Regret et amour sont compatibles

Une autre distinction importante à faire est celle entre le regret de la maternité et l’amour pour ses enfants. Le regret est souvent vu comme un manque d’amour maternel. Les gens pensent que regretter s’apparente à «ne pas aimer». Ce sont toutefois deux sentiments bien différents. Une mère peut aimer son enfant tout en déplorant les conséquences de sa venue sur sa vie. Taire les difficultés de la maternité, c’est occulter une partie de la réalité. Non, un enfant ne fait pas toujours goûter mille et un délices à ses parents!

Sur quoi portent les regrets?

Dans les témoignages récoltés par la sociologue israélienne, les mères font part des sources de leurs regrets. Pour ces femmes, les aspects les plus pénibles de la maternité sont la perte de liberté, le sentiment d’enfermement, le sentiment de ne plus exister, de ne plus s’accomplir comme personne, l’ennui et la routine. La psychiatre canadienne Marie-Ève Cotton analyse leurs regrets en ces termes: «C’est au niveau du ratio bonheur/malheur que ça se joue. Ces femmes ont l’impression que les inconvénients sont beaucoup plus forts que les joies que procurent la maternité»[4]. Ce déséquilibre ne leur permet pas de vivre sereinement la maternité. Le sentiment de perte, d’égarement de soi-même est très fort. Ces mères souffrent de «l’abandon de soi» qu’engendre la venue d’un enfant. En effet, prendre soin et éduquer un enfant demande beaucoup de temps et d’énergie. Durant ces phases, les mères ont tendance à faire l’impasse sur leurs propres besoins, à s’oublier au profit de leur progéniture. Se consacrer essentiellement à son rôle de mère peut provoquer de la frustration et une grande souffrance. Ces femmes regrettent avant tout d’être cantonnées dans un rôle unique, celui de la mère. Elles ont l’impression de ne plus exister en dehors de la maternité, comme s’il n’y avait plus que ce rôle-là pour les définir.

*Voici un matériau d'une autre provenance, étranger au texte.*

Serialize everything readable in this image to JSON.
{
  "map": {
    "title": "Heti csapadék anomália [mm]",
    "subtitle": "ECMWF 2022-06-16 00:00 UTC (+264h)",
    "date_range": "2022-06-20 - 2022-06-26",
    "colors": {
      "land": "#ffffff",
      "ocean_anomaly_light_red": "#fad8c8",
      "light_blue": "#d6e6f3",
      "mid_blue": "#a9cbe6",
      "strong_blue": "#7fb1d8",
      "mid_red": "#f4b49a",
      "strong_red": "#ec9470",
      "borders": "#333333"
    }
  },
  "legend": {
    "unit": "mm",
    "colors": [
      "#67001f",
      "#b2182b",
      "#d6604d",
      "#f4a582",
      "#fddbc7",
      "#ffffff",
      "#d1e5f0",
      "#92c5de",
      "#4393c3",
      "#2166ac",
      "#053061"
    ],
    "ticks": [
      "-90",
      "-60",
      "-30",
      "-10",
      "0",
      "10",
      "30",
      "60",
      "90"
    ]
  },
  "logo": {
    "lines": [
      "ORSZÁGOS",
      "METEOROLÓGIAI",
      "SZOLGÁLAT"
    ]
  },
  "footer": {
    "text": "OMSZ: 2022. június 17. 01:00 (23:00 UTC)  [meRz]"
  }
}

L’instinct maternel est une construction sociale

Les médias contribuent à perpétuer l’association «femme = mère». Cela se note par exemple dans le traitement médiatique réservé aux femmes politiciennes. Dans une analyse sur cette thématique, nous avançons que «la famille est un autre point qui détourne l’attention des journalistes des idées politiques d’une représentante ou candidate. […] On disserte régulièrement sur la difficulté pour une femme d’articuler vie politique et vie familiale, alors qu’étrangement, la question ne semble jamais se poser pour les hommes. Quand ce n’est pas pour les interroger sur le rôle de mère, l’environnement familial sert à légitimer ou justifier leur place»[5] . L’industrie du cinéma a également une responsabilité dans les stéréotypes véhiculés. On ne compte plus le nombre de comédies qui mettent en scène un homme immature et incompétent avec les enfants, face à une femme qui s’en occupe «naturellement» très bien. Ces représentations sont problématiques parce qu’elles reproduisent l’idée que les femmes sont dotées d’un instinct maternel leur permettant de poser d’emblée les bons gestes, tandis que les hommes sont caricaturés comme des grands maladroits devant tout apprendre. Virginie Despentes précise: «La maman sait ce qui est bon pour son enfant, on nous le répète sur tous les tons, elle porterait intrinsèquement en elle ce pouvoir stupéfiant»[6].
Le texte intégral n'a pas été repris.